A 2023 survey of 500 remote‑first firms reported that 84 % have a formal onboarding program. That sounds like a solid investment in new hires. Yet only 19 % of those programs include structured mentorship beyond the first week, and just 12 % allocate budget for ongoing skill‑building during the first three months. In other words, the headline figure masks a quiet transfer of onboarding costs from the employer to the employee.  

Remote‑first companies treat onboarding as a one‑off event rather than an ongoing process, and the financial incentive to skimp is clear: firm pays a fixed salary while the employee bears the hidden penalty of slower skill acquisition and a thin professional network. In a traditional office, a manager can pair a new analyst with a senior colleague and walk them through key procedures, checking their work in real time. When everyone is distributed, those informal touchpoints disappear unless the company deliberately invests in them. Data from the same survey shows that only one in five remote‑first firms assigns a dedicated mentor for the first ninety days, and fewer still schedule regular check‑ins beyond HR paperwork. The result is a silent gap: junior staff learn by trial and error, often repeating mistakes that a brief intro session would have prevented.  

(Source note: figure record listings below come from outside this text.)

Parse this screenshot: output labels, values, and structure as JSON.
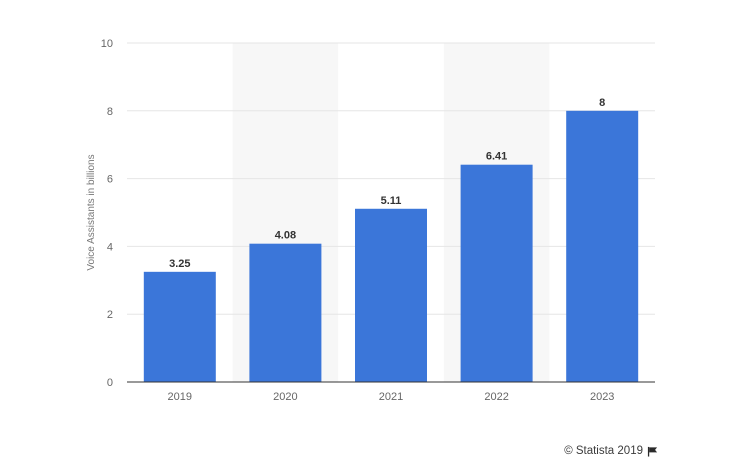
{
  "chart_data": {
    "type": "bar",
    "categories": [
      "2019",
      "2020",
      "2021",
      "2022",
      "2023"
    ],
    "values": [
      3.25,
      4.08,
      5.11,
      6.41,
      8
    ],
    "value_labels": [
      "3.25",
      "4.08",
      "5.11",
      "6.41",
      "8"
    ],
    "ylabel": "Voice Assistants in billions",
    "xlabel": "",
    "ylim": [
      0,
      10
    ],
    "yticks": [
      "0",
      "2",
      "4",
      "6",
      "8",
      "10"
    ],
    "grid": true,
    "bar_color": "#3b76d9",
    "alt_band_color": "#f7f7f7"
  },
  "credit": {
    "text": "© Statista 2019",
    "icon": "flag-icon"
  }
}
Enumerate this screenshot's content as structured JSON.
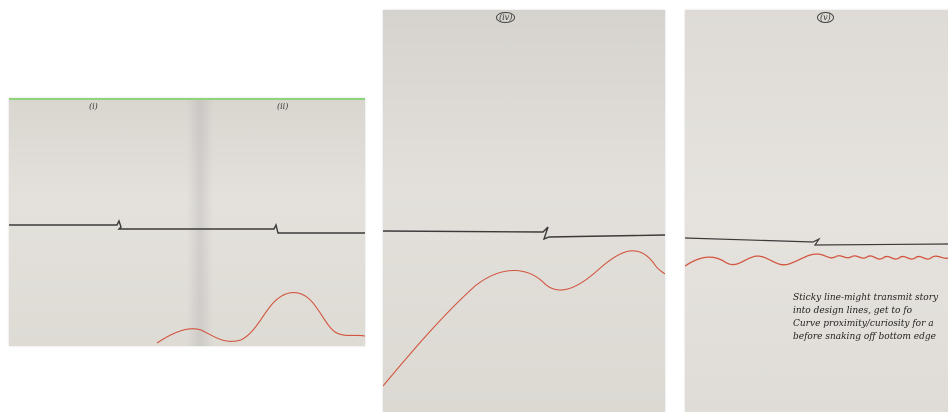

If you’re a recent graduate stepping into your first remote role, the implication is straightforward: don’t assume the company’s onboarding will equip you for success. Ask upfront who your point of contact is for the first month, request a written skill‑development plan, and proactively seek virtual coffee chats with peers a year ahead of you. The burden of building your own network is real, but you can shift it by asking. Companies that underinvest rarely volunteer assistance, so the responsibility falls to you—to demand support that accelerates your growth.